Les « camps-écoles », qui continuent de s’appeler « Cappy », ont toujours combiné formation « théorique » et mise en œuvre. Dans le cas du Cappy dirigé par Pierre Buisson et raconté par Gérard Besson, les activités ont un peu tendance à prendre le dessus… Et on peut remarquer quelques différences par rapport à l’année précédente !

 » Ces souvenirs sont extraits d’un courrier adressé à mon frère, faisant à cette époque son service militaire dans l’ex AOF (Afrique occidentale Française).

L’enthousiasme et le style du jeune homme que j’étais à l’époque ont été conservés ! J’écris juste au retour de Corse après avoir essuyé une sérieuse tempête en mer.

 

Arrivé à la dernière minute au port (Marseille), j’ai fait connaissance avec les participants au camp. En tout 40 gars…

Des B.S.B. (boys-scouts Belges) dont Y.Delbeque comme responsable, un Luxembourgeois, quatre Allemands, un Américain.
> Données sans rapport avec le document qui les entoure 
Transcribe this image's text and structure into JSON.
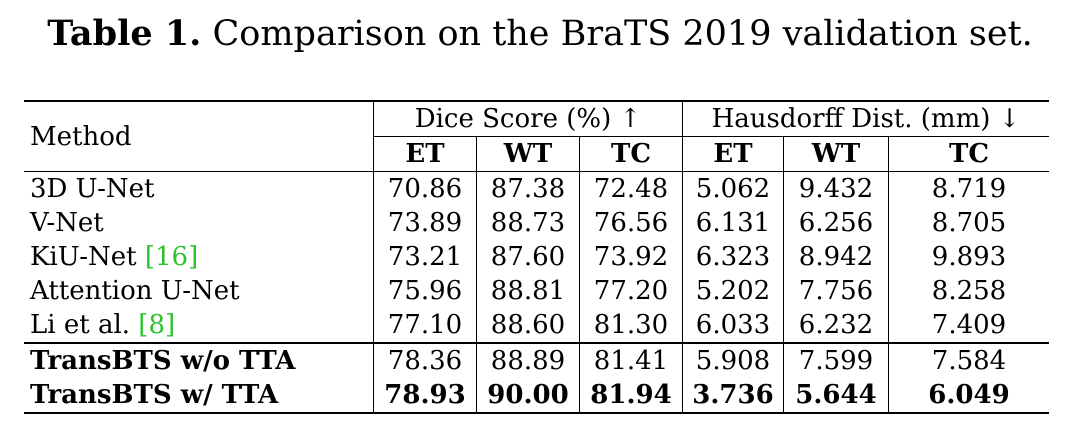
{
  "caption": {
    "label": "Table 1.",
    "text": "Comparison on the BraTS 2019 validation set."
  },
  "table": {
    "method_header": "Method",
    "group_headers": [
      "Dice Score (%) ↑",
      "Hausdorff Dist. (mm) ↓"
    ],
    "sub_headers": [
      "ET",
      "WT",
      "TC",
      "ET",
      "WT",
      "TC"
    ],
    "rows": [
      {
        "method": "3D U-Net",
        "cite": "",
        "cells": [
          "70.86",
          "87.38",
          "72.48",
          "5.062",
          "9.432",
          "8.719"
        ]
      },
      {
        "method": "V-Net",
        "cite": "",
        "cells": [
          "73.89",
          "88.73",
          "76.56",
          "6.131",
          "6.256",
          "8.705"
        ]
      },
      {
        "method": "KiU-Net ",
        "cite": "[16]",
        "cells": [
          "73.21",
          "87.60",
          "73.92",
          "6.323",
          "8.942",
          "9.893"
        ]
      },
      {
        "method": "Attention U-Net",
        "cite": "",
        "cells": [
          "75.96",
          "88.81",
          "77.20",
          "5.202",
          "7.756",
          "8.258"
        ]
      },
      {
        "method": "Li et al. ",
        "cite": "[8]",
        "cells": [
          "77.10",
          "88.60",
          "81.30",
          "6.033",
          "6.232",
          "7.409"
        ]
      },
      {
        "method": "TransBTS w/o TTA",
        "cite": "",
        "cells": [
          "78.36",
          "88.89",
          "81.41",
          "5.908",
          "7.599",
          "7.584"
        ]
      },
      {
        "method": "TransBTS w/ TTA",
        "cite": "",
        "cells": [
          "78.93",
          "90.00",
          "81.94",
          "3.736",
          "5.644",
          "6.049"
        ]
      }
    ]
  },
  "colors": {
    "citation": "#2ec22e",
    "text": "#000000",
    "background": "#ffffff"
  }
}
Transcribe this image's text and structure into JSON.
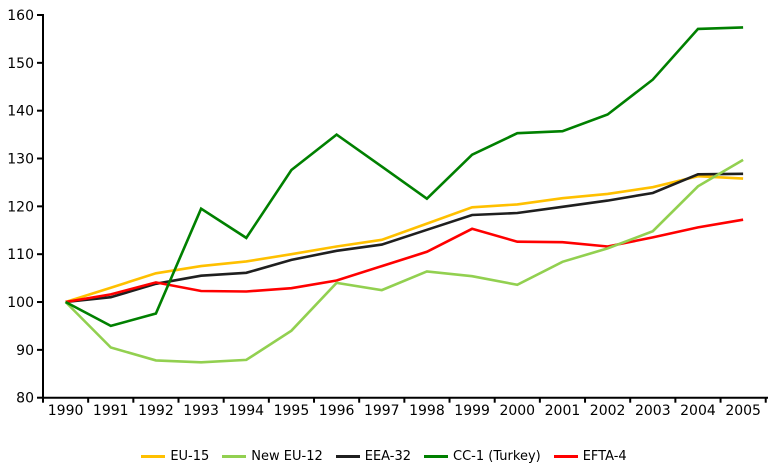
{
  "chart_data": {
    "type": "line",
    "title": "",
    "xlabel": "",
    "ylabel": "",
    "grid": false,
    "legend_position": "bottom",
    "ylim": [
      80,
      160
    ],
    "yticks": [
      80,
      90,
      100,
      110,
      120,
      130,
      140,
      150,
      160
    ],
    "categories": [
      "1990",
      "1991",
      "1992",
      "1993",
      "1994",
      "1995",
      "1996",
      "1997",
      "1998",
      "1999",
      "2000",
      "2001",
      "2002",
      "2003",
      "2004",
      "2005"
    ],
    "series": [
      {
        "name": "EU-15",
        "color": "#FFC000",
        "values": [
          100,
          103.0,
          106.0,
          107.5,
          108.5,
          110.0,
          111.6,
          113.0,
          116.4,
          119.8,
          120.4,
          121.7,
          122.6,
          124.0,
          126.3,
          125.8
        ]
      },
      {
        "name": "New EU-12",
        "color": "#92D050",
        "values": [
          100,
          90.5,
          87.8,
          87.4,
          87.9,
          94.0,
          104.0,
          102.5,
          106.4,
          105.4,
          103.6,
          108.4,
          111.2,
          114.8,
          124.2,
          129.7
        ]
      },
      {
        "name": "EEA-32",
        "color": "#1F1F1F",
        "values": [
          100,
          101.0,
          103.8,
          105.5,
          106.1,
          108.8,
          110.7,
          112.0,
          115.1,
          118.2,
          118.6,
          119.9,
          121.2,
          122.8,
          126.7,
          126.8
        ]
      },
      {
        "name": "CC-1 (Turkey)",
        "color": "#008000",
        "values": [
          100,
          95.0,
          97.6,
          119.5,
          113.4,
          127.6,
          135.0,
          128.3,
          121.6,
          130.8,
          135.3,
          135.7,
          139.2,
          146.5,
          157.1,
          157.4
        ]
      },
      {
        "name": "EFTA-4",
        "color": "#FF0000",
        "values": [
          100,
          101.6,
          104.1,
          102.3,
          102.2,
          102.9,
          104.5,
          107.5,
          110.5,
          115.3,
          112.6,
          112.5,
          111.6,
          113.5,
          115.6,
          117.2
        ]
      }
    ],
    "draw_order": [
      0,
      2,
      4,
      1,
      3
    ]
  }
}
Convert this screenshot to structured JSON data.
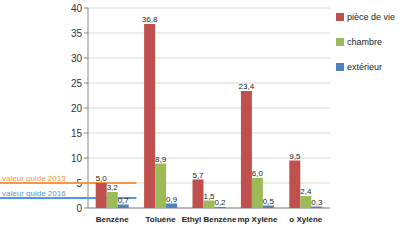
{
  "chart_data": {
    "type": "bar",
    "categories": [
      "Benzène",
      "Toluène",
      "Ethyl Benzène",
      "mp Xylène",
      "o Xylène"
    ],
    "series": [
      {
        "name": "pièce de vie",
        "color": "#C0504D",
        "values": [
          5.0,
          36.8,
          5.7,
          23.4,
          9.5
        ],
        "value_labels": [
          "5,0",
          "36,8",
          "5,7",
          "23,4",
          "9,5"
        ]
      },
      {
        "name": "chambre",
        "color": "#9BBB59",
        "values": [
          3.2,
          8.9,
          1.5,
          6.0,
          2.4
        ],
        "value_labels": [
          "3,2",
          "8,9",
          "1,5",
          "6,0",
          "2,4"
        ]
      },
      {
        "name": "extérieur",
        "color": "#4F81BD",
        "values": [
          0.7,
          0.9,
          0.2,
          0.5,
          0.3
        ],
        "value_labels": [
          "0,7",
          "0,9",
          "0,2",
          "0,5",
          "0,3"
        ]
      }
    ],
    "ylim": [
      0,
      40
    ],
    "yticks": [
      0,
      5,
      10,
      15,
      20,
      25,
      30,
      35,
      40
    ],
    "grid": true,
    "legend": "right",
    "data_labels": true,
    "annotations": [
      {
        "text": "valeur guide 2013",
        "value": 5
      },
      {
        "text": "valeur guide 2016",
        "value": 2
      }
    ]
  }
}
Et le reste Français, de Marseille, la Loire, Aix, Grenoble, Thiers …

Sur le bateau en discutant avec Pierre (Buisson) j’ai un peu situé ce Cappy d’après congrès.

Dès l’arrivée à Bastia, nous avons pris un car pour Calvi avec tout notre matériel – deux tonnes.

À Calvi, pendant trois jours, commence la construction de 20 kayacs avec les matériaux apportés et l’aide de quatre spécialistes dont j’étais, avec mes grosses pattes et maladresse. Je devais dépanner les équipes en difficulté, et le plus drôle est que je m’en suis à peu près tiré. En même temps commence l’expérience de la démocratie intégrale qui en déconcerte beaucoup… Buisson laisse faire, cela patauge un peu,  mais c’est rapidement une réussite.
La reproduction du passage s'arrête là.